There are a few problems with this passage. First, Luke isn’t a petition for new trial case. Rather, it was before CAAF on a petition granting review of NMCCA’s affirmance of the case under Article 66. Contrary to the Navy JAG’s opinion, CAAF didn’t “actupon a petition for new trial” in Luke. Second, the opinion overlooks United States v. Van Tassel, 38 M.J. 91, 93 (C.M.A. 1993), which actually was a petition for new trial case where a court tolled Article 73’s filing period. Third, and most importantly, the opinion fails to consider the Supreme Court’s opinion in Bowles v. Russell, 551 U.S. 205 (2007), and CAAF’s opinion in United States v. Rodriguez, 67 M.J. 110 (C.A.A.F. 2009).

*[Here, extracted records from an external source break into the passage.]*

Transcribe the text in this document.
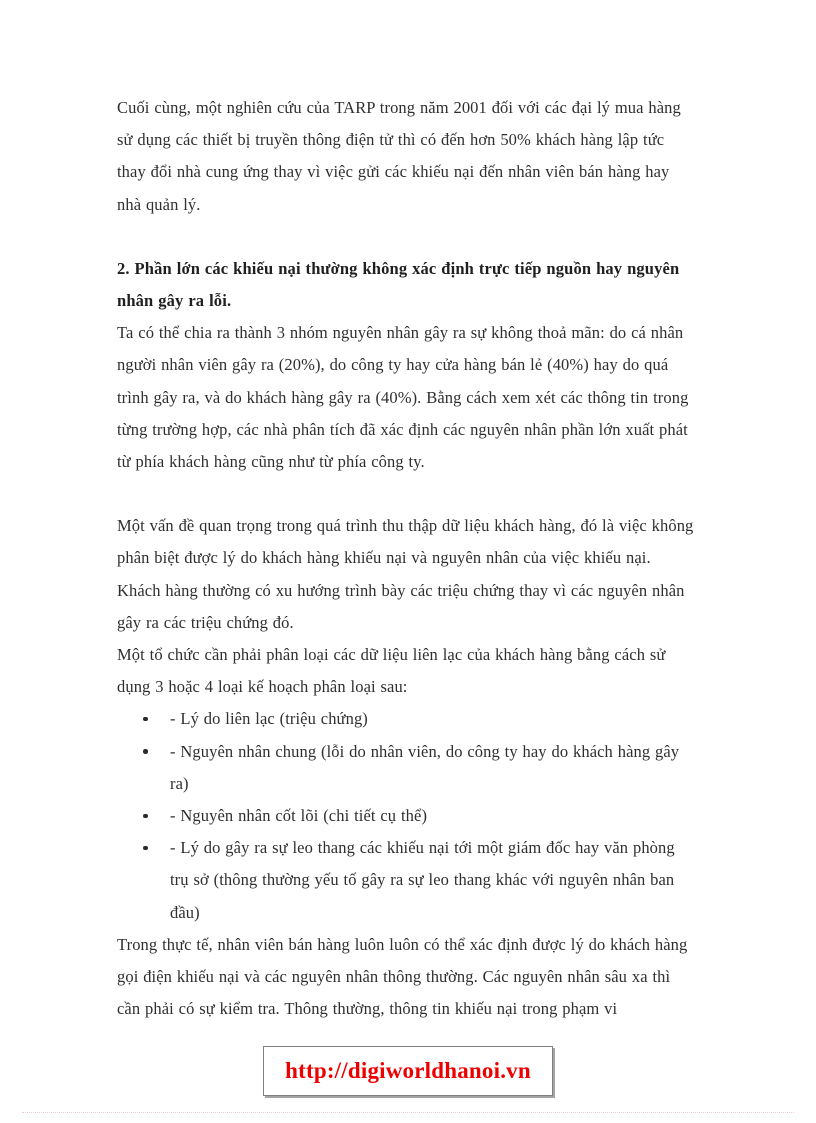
Cuối cùng, một nghiên cứu của TARP trong năm 2001 đối với các đại lý mua hàng sử dụng các thiết bị truyền thông điện tử thì có đến hơn 50% khách hàng lập tức thay đổi nhà cung ứng thay vì việc gửi các khiếu nại đến nhân viên bán hàng hay nhà quản lý.

2. Phần lớn các khiếu nại thường không xác định trực tiếp nguồn hay nguyên nhân gây ra lỗi.

Ta có thể chia ra thành 3 nhóm nguyên nhân gây ra sự không thoả mãn: do cá nhân người nhân viên gây ra (20%), do công ty hay cửa hàng bán lẻ (40%) hay do quá trình gây ra, và do khách hàng gây ra (40%). Bằng cách xem xét các thông tin trong từng trường hợp, các nhà phân tích đã xác định các nguyên nhân phần lớn xuất phát từ phía khách hàng cũng như từ phía công ty.

Một vấn đề quan trọng trong quá trình thu thập dữ liệu khách hàng, đó là việc không phân biệt được lý do khách hàng khiếu nại và nguyên nhân của việc khiếu nại. Khách hàng thường có xu hướng trình bày các triệu chứng thay vì các nguyên nhân gây ra các triệu chứng đó.

Một tổ chức cần phải phân loại các dữ liệu liên lạc của khách hàng bằng cách sử dụng 3 hoặc 4 loại kế hoạch phân loại sau:

- Lý do liên lạc (triệu chứng)
- Nguyên nhân chung (lỗi do nhân viên, do công ty hay do khách hàng gây ra)
- Nguyên nhân cốt lõi (chi tiết cụ thể)
- Lý do gây ra sự leo thang các khiếu nại tới một giám đốc hay văn phòng trụ sở (thông thường yếu tố gây ra sự leo thang khác với nguyên nhân ban đầu)

Trong thực tế, nhân viên bán hàng luôn luôn có thể xác định được lý do khách hàng gọi điện khiếu nại và các nguyên nhân thông thường. Các nguyên nhân sâu xa thì cần phải có sự kiểm tra. Thông thường, thông tin khiếu nại trong phạm vi

http://digiworldhanoi.vn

In Bowles, the Supreme Court emphasized that “[w]e have long and repeatedly held that the time limits for filing a notice of appeal are jurisdictional in nature.” 551 U.S. at 206. Bowles emphasized “the jurisdictional significance of the fact that a time limitation is set forth in a statute.” Id. at 210. A court has no power to extend such a statutory deadline because a “Court has no authority to create equitable exceptions to jurisdictional requirements.” Id. at 214.
But for Article 73, a Judge Advocate General has no authority to set aside a finding of guilty. On the contrary, Article 76 forbids a Judge Advocate General from setting aside a final finding of guilty except as provided by Article 73. Article 73’s two-year statutory deadline would, therefore, appear to have the same jurisdictional effect on a Judge Advocate General’s power to grant a petition for new trial as a statutory deadline has on an appellate court’s jurisdiction to rule on an appeal. Yet the Navy JAG’s ruling in House fails to even mention Bowles, much less wrestle with its implications for a Judge Advocate General’s authority to equitably toll Article 73’s two-year filing deadline.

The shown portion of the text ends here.